Wagner-Fischer vs Myers’ Algorithm

Author:

Fujimoto Seiji

Published:

2020-08-15

Updated:

2022-03-12

Copyright:

This document has been placed in the public domain.

1. Introduction

This article compares the two most common Levenshtein distance algorithms.

While algorithm selection is corner-stone for program efficiency, the empirical evidence on which algorithm performs better (and when) is often limited.

To fill the gap, I did a comparative survey by implementing both algorithms.

2. Methods

2.1. Implementation

I created a C implementation of two algorithms. Some notes on the implementation:

  • The Wagner-Fischer algorithm was optimized using the method described in this article. To my knowledge, this is the best generic implementation of this algorithm.

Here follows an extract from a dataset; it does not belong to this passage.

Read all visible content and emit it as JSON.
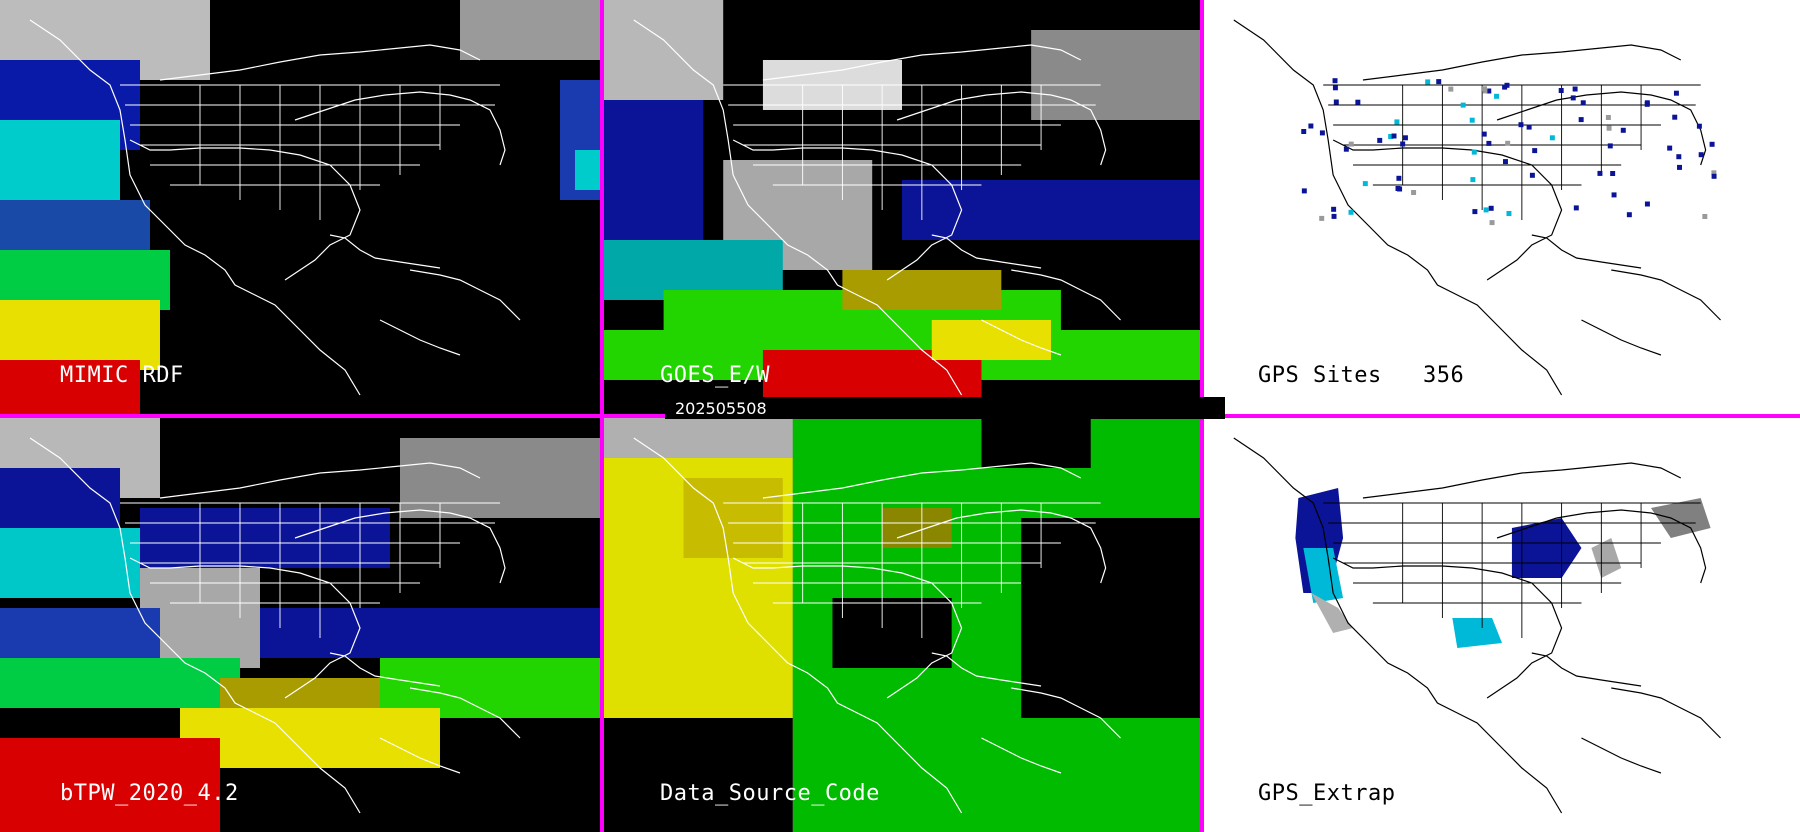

  • The Myers algorithm was optimized using a method to compact the pre-computation from \(O(Σ)\) to \(O(n)\) (\(Σ\) is a number of alphabets and \(n\) is the length of input strings). See this commit for details.

You can download the implementation from benchmark.c.

2.2. Test Data

Test data is random hex strings ranging from 2 characters to 64 characters.

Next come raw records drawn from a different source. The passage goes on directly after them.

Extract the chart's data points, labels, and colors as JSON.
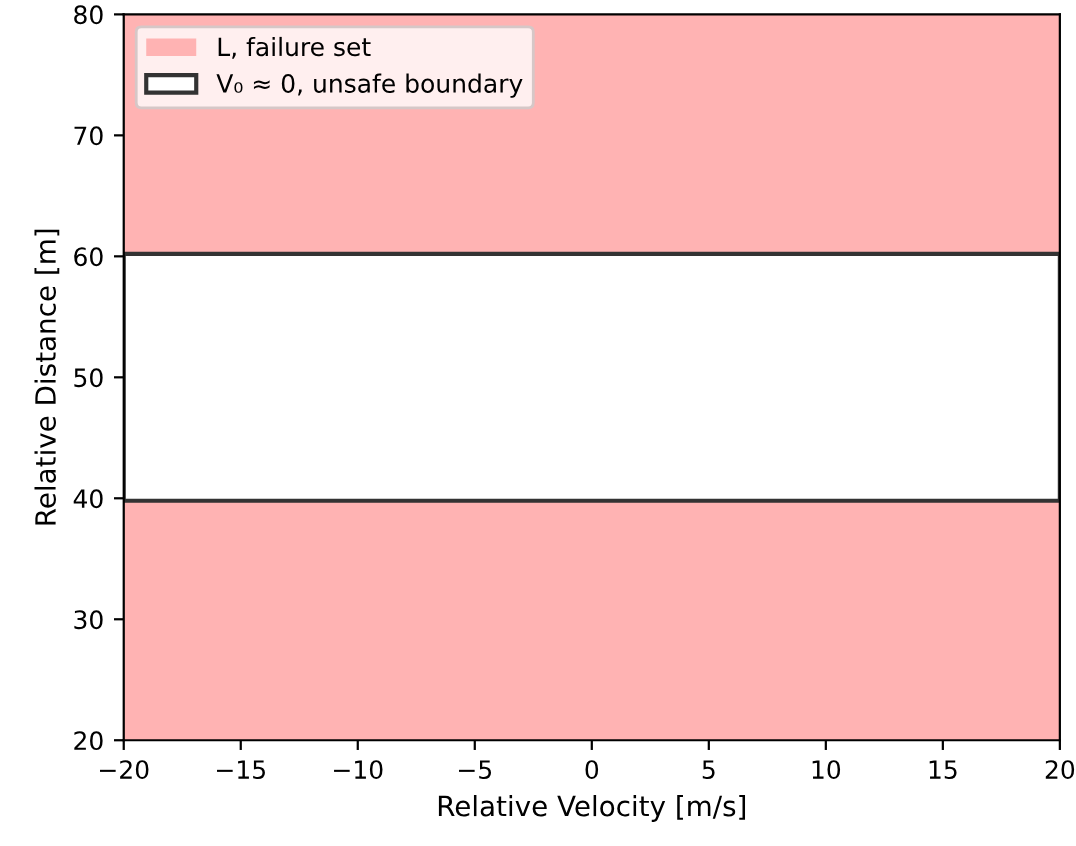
{
  "chart_data": {
    "type": "area",
    "xlabel": "Relative Velocity [m/s]",
    "ylabel": "Relative Distance [m]",
    "xlim": [
      -20,
      20
    ],
    "xticks": [
      {
        "value": -20,
        "label": "−20"
      },
      {
        "value": -15,
        "label": "−15"
      },
      {
        "value": -10,
        "label": "−10"
      },
      {
        "value": -5,
        "label": "−5"
      },
      0,
      5,
      10,
      15,
      20
    ],
    "ylim": [
      20,
      80
    ],
    "yticks": [
      20,
      30,
      40,
      50,
      60,
      70,
      80
    ],
    "bands": [
      {
        "axis": "y",
        "from": 20,
        "to": 39.8,
        "label": "L, failure set",
        "color": "#ffb3b3"
      },
      {
        "axis": "y",
        "from": 60.2,
        "to": 80,
        "color": "#ffb3b3"
      },
      {
        "axis": "y",
        "from": 39.8,
        "to": 60.2,
        "label": "V₀ ≈ 0, unsafe boundary",
        "color": "#ffffff"
      }
    ],
    "grid": false,
    "legend": "top left"
  }
}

The two algorithms were measured how much time they take to process 1,000,000 string pairs of each length.

3. Result

The following figure show the result on Intel Xeon(R) E5-2660 (2.60Ghz). The program was compiled using GCC 8.3.0.

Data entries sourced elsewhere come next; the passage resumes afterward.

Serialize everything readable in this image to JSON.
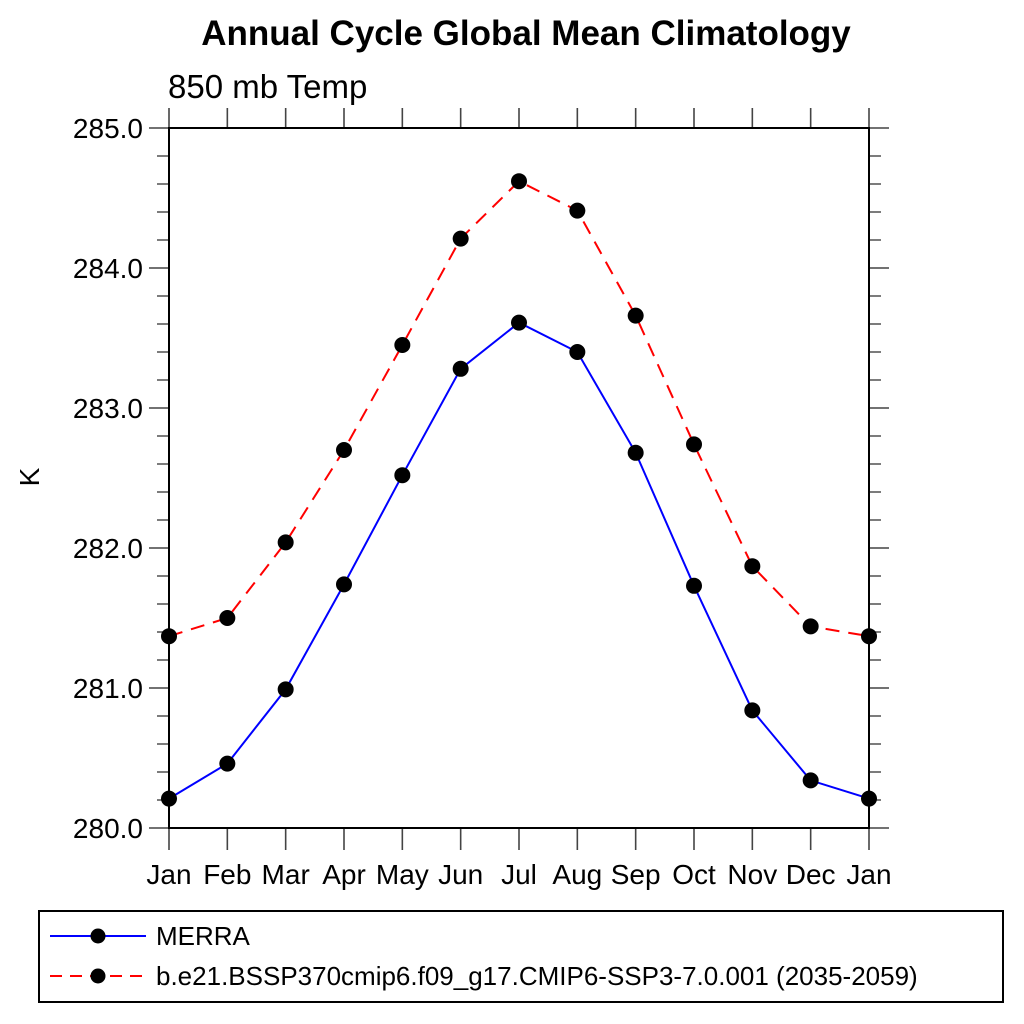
{
  "figure": {
    "background": "#ffffff"
  },
  "chart_data": {
    "type": "line",
    "title": "Annual Cycle Global Mean Climatology",
    "subtitle": "850 mb Temp",
    "xlabel": "",
    "ylabel": "K",
    "categories": [
      "Jan",
      "Feb",
      "Mar",
      "Apr",
      "May",
      "Jun",
      "Jul",
      "Aug",
      "Sep",
      "Oct",
      "Nov",
      "Dec",
      "Jan"
    ],
    "series": [
      {
        "name": "MERRA",
        "line_color": "#0000ff",
        "line_style": "solid",
        "marker": "filled-circle",
        "marker_color": "#000000",
        "values": [
          280.21,
          280.46,
          280.99,
          281.74,
          282.52,
          283.28,
          283.61,
          283.4,
          282.68,
          281.73,
          280.84,
          280.34,
          280.21
        ]
      },
      {
        "name": "b.e21.BSSP370cmip6.f09_g17.CMIP6-SSP3-7.0.001 (2035-2059)",
        "line_color": "#ff0000",
        "line_style": "dashed",
        "marker": "filled-circle",
        "marker_color": "#000000",
        "values": [
          281.37,
          281.5,
          282.04,
          282.7,
          283.45,
          284.21,
          284.62,
          284.41,
          283.66,
          282.74,
          281.87,
          281.44,
          281.37
        ]
      }
    ],
    "ylim": [
      280.0,
      285.0
    ],
    "yticks": [
      280.0,
      281.0,
      282.0,
      283.0,
      284.0,
      285.0
    ],
    "ytick_labels": [
      "280.0",
      "281.0",
      "282.0",
      "283.0",
      "284.0",
      "285.0"
    ],
    "yminor_interval": 0.2,
    "grid": false,
    "legend_position": "bottom-left",
    "axis_color": "#000000",
    "tick_color": "#444444"
  }
}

As you can see, the Myers algorithm generally performs better than Wagner-Fischer algorithm.

_images/benchmark.svg

Comparison of Wagner-Fischer vs Myers Algorithm

The figure 2 below shows the same result using a log scale:

_images/benchmark-log.svg

Comparison of Wagner-Fischer vs Myers Algorithm (logscale)

The “break-even” point seems to be six characters. Longer than that, Myers’s algorithm works better than the Wagner-Fischer algorithm. Shorter than that, the converse holds true.